- Active: 1916–1917
- Country: Australia
- Branch: First Australian Imperial Force
- Role: Infantry training (1916) Tunnelling (1916–1917)
- Engagements: World War I

= 1st Anzac Entrenching Battalion =

The 1st Anzac Entrenching Battalion was a First Australian Imperial Force (AIF) battalion of World War I. It was formed in June 1916 with the role of preparing soldiers for combat with the AIF's infantry battalions. From September that year until the battalion's disbandment in October 1917 it was used as a tunnelling unit.

==History==

The 1st Anzac Entrenching Battalion was formed at La Motte in France on 6 June 1916. Like the other British Empire entrenching battalions, the unit was initially used to hold reinforcement infantrymen for I ANZAC Corps. Soldiers were posted to the battalion after completing initial infantry training in the United Kingdom and further training at the base depots of the AIF divisions in France. The role of the 1st Anzac Entrenching Battalion was to accelerate and improve the training process by providing reinforcement infantrymen with exposure to combat conditions while undertaking engineering works near the front line.

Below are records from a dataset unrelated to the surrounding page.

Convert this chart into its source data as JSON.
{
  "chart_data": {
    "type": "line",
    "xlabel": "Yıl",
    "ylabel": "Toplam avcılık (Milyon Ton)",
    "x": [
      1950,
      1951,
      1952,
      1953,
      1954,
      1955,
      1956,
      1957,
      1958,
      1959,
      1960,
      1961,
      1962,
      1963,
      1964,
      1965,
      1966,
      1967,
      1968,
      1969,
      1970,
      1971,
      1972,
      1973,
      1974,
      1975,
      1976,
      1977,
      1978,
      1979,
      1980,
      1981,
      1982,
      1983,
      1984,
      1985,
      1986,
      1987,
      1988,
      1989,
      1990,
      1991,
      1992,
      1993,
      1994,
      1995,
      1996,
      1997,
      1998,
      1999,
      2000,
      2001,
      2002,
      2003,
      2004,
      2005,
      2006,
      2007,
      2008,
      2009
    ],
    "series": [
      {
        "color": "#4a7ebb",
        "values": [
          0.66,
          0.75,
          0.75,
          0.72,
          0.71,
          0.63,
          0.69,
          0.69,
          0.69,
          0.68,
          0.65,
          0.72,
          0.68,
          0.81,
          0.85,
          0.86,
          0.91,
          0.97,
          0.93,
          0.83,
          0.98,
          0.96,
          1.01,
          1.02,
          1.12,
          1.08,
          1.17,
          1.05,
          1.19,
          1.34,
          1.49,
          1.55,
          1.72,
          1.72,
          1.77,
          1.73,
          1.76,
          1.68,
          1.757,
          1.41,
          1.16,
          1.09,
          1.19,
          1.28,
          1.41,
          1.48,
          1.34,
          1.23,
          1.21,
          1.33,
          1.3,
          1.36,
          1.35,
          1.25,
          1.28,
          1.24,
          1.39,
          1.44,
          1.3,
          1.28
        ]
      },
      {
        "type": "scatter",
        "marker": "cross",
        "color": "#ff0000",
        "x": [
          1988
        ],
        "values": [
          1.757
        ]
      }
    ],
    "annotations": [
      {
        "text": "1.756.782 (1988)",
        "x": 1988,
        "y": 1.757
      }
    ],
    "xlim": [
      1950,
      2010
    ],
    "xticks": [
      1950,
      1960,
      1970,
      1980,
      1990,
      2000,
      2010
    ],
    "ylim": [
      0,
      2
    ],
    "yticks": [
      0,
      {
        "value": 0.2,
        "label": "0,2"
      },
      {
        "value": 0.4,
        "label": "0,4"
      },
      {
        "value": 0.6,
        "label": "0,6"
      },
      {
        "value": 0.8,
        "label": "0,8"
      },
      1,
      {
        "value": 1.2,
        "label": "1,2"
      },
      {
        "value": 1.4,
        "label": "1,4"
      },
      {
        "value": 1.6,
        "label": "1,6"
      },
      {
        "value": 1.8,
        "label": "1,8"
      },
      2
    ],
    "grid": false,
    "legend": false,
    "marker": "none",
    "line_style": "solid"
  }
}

The battalion initially provided all infantry reinforcements for the I ANZAC Corps, but all of its personnel were posted to combat units as part of the response to the heavy casualties suffered by the Australian units involved in the Battle of Pozières between July and September 1916. While it ceased to provide training to infantrymen, the 1st Anzac Entrenching Battalion's headquarters and staff were retained and the unit absorbed the surplus reinforcements for the AIF's tunnelling companies; these comprised 9 officers and 203 other ranks. The battalion subsequently operated as a tunnelling unit on the Western Front alongside Canadian tunnellers. It was disbanded on 20 October 1917.